The function of this gene has been proposed to participate in a processes such as the regulation of transcription (DNA-dependent), and proteins are expected to have molecular functions such as DNA binding, metal ion binding, zinc ion binding, which would be further localized in various subcellular locations.

Because ZNF337 has several post-translational modification sites, alternative protein states may be present that permit ZNF337 to have different forms.

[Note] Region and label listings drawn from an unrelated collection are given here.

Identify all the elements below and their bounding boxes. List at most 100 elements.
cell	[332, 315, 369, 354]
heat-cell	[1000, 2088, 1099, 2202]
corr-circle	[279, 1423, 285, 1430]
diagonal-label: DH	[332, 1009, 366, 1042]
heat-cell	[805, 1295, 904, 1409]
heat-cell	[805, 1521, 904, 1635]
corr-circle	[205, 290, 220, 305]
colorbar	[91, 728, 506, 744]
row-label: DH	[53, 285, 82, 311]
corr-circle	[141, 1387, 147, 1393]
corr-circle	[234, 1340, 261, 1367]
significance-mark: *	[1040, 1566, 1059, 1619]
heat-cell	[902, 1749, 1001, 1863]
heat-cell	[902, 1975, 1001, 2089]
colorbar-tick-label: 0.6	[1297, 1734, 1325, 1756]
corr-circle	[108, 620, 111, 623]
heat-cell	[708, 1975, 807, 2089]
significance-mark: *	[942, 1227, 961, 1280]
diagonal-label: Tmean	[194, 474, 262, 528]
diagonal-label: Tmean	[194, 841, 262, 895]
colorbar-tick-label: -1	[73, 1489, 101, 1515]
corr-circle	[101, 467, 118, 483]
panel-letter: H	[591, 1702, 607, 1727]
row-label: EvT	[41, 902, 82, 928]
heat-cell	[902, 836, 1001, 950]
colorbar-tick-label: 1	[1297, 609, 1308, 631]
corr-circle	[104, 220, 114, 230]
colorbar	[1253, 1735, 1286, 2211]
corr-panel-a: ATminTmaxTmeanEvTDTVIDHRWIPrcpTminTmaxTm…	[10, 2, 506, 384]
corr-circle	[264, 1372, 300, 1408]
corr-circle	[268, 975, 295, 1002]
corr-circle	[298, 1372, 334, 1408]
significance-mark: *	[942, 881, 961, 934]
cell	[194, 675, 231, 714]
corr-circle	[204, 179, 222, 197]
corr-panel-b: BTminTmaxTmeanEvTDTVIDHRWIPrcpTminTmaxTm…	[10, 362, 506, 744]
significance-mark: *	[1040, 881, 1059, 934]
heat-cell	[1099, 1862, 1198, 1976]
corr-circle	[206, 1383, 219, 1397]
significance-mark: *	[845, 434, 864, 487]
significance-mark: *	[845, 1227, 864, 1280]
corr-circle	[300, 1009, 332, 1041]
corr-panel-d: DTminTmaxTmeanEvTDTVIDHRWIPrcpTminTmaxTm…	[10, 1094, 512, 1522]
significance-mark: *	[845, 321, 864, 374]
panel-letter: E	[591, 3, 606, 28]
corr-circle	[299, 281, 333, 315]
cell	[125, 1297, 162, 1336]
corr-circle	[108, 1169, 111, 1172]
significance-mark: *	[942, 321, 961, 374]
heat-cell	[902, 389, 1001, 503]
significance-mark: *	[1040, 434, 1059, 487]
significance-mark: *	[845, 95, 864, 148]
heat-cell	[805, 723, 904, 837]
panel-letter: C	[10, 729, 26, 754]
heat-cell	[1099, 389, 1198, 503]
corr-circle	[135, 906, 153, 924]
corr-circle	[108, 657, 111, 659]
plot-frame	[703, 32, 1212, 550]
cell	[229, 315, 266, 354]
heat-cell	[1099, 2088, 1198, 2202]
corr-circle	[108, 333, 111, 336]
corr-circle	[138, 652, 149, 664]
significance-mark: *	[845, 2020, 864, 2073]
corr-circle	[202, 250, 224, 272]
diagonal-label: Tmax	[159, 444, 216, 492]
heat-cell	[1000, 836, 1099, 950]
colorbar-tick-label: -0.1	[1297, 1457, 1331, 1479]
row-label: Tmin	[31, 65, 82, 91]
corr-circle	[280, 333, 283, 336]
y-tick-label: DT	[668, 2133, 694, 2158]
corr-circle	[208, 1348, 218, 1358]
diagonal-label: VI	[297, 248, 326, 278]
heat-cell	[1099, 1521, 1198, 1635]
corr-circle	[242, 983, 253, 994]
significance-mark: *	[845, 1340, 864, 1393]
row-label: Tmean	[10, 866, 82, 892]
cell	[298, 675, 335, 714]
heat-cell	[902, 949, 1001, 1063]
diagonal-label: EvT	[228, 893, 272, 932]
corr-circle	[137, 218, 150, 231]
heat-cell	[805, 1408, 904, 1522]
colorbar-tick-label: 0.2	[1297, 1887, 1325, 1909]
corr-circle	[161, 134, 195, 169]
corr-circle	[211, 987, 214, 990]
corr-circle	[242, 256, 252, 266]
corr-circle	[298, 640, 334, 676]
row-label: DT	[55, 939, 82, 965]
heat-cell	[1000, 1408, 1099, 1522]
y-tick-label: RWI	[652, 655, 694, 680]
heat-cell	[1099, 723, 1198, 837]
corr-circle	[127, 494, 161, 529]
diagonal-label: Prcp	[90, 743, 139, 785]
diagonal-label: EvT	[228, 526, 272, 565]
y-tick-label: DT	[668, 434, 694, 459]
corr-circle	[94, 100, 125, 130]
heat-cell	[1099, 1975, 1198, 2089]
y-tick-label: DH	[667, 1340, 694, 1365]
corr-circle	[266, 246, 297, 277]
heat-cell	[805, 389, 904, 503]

ZNF337 also has a variety of interactions with other proteins as discussed above, suggesting it may have a broad range of action. The different transcription factors demonstrate roles in transcription regulation. The KRAB box in the beginning of the sequence may play an important role in cell differentiation and development as well as regulating viral replication and transcription. PHD fingers are found in nuclear proteins involved in epigenetics and chromatin-mediated transcriptional regulation. Zinc finger Cys_{2}His_{2} transcription factors are sequence-specific DNA binding proteins that regulate transcription. They possess DNA-binding domains that are formed from repeated Cys_{2}His_{2} zinc finger motifs. Also, many proteins containing a RING finger play a key role in the ubiquitination pathway.

== Interacting proteins ==
Only the CEBPA transcription factor within the strongest DNAse HS cluster was also detected by GenoMatix. GenoMatix determined that potential transcription factors could include the following: TF2B, VTBP, CAAT, and CEBP. This is confirmed to be associated with the ZNF337 gene by the TF-ChIP ENCODE data and ORegAnno. The cluster score for this overlapping transcription factor, CEBPA, is 1000. Transcription Factors that might bind to regulatory sequences, specifically the enhancer region, includes CEBPA (chr20:25670005-25670302) and CTCF (chr20:25670168-25670507).

== Clinical significance ==
Diseases associated with the ZNF337 gene include the development of adult astrocytic tumors, which is the most common glial (brain cell) tumor occurring within the brain and spinal cord. This observation and association could make sense as there is a high expression of the ZNF337 gene in various parts of the brain (specifically the cerebellum).

There are several notable SNPs in the coding sequence of ZNF337. These mutations include mostly missense and nonsense mutations.